With just over a year in the books, I still have untold volumes to learn about hunting, wildlife, survival, and ecology. I have never had more fun learning, though. The reason? I get to go outside.
"Hunting helped me to see how I fit into it all."
I don't need to prattle on about the benefits of spending time out of doors. However, I think a lot of people, men especially, suffer from a lack of inspiration to get out there. I experienced this myself, because I have an active wife who loves to get out and hike. I always enjoyed myself once I got out there with her, but I had a real problem getting off my ass and getting excited about it. Every damn time, actually. Hunting changed that for me. There is now an inherent excitement and wonder about the outdoors that wasn't there before. Even if I am going on a scouting/exploration trip with no gear, I still get excited about the chance to learn an area, and see what life it has to offer. Hunting helped me to see how I fit into it all. It helped me to see that my human existence is some exception to it, but a fascinating and sometimes important part of it. It also taught me to feel small, and to realize that nature is indifferent to me. The only long term damage I (or we, as a species) can do to this planet is make it inhospitable for us and other animals. The Earth will be here to ride us out. It did so for billions of years before we stood upright.

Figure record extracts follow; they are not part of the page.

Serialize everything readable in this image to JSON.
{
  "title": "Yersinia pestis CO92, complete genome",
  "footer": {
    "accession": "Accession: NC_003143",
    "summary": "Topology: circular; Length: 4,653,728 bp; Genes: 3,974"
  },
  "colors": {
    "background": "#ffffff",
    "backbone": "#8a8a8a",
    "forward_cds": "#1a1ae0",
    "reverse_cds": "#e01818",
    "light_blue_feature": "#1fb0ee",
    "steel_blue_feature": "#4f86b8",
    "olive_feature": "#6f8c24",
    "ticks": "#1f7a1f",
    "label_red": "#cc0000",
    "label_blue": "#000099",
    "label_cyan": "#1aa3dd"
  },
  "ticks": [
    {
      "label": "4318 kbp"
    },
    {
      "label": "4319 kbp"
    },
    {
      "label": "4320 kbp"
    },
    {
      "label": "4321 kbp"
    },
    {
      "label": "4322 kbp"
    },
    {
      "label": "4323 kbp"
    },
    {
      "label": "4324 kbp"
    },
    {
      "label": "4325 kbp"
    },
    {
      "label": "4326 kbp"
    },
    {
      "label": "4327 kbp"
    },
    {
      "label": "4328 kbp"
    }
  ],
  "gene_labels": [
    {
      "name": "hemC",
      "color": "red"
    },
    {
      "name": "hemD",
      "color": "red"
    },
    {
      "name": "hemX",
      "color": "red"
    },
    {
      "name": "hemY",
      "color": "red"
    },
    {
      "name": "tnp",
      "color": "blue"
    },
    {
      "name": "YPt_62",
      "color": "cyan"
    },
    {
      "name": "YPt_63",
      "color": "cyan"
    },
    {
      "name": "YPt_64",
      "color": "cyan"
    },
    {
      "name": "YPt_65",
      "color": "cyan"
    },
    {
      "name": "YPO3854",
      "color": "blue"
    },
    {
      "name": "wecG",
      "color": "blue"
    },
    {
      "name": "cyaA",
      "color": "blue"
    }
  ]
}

What got me here was the physical challenge and excitement of hunting; the chance to share lessons about our planet and the life that inhabits it with my children. For you, it might not be that. However, I implore you to find your "point" to being outdoors and experiencing the wild in some way. It doesn't even have to be "wild" but it needs to offer more challenge than your office or living room. Humans have lived most of our species' existence out in the elements. Don't waste all that history and that amazing lineage of survivalist badasses. As my friend Krissy says: Go the fuck outside.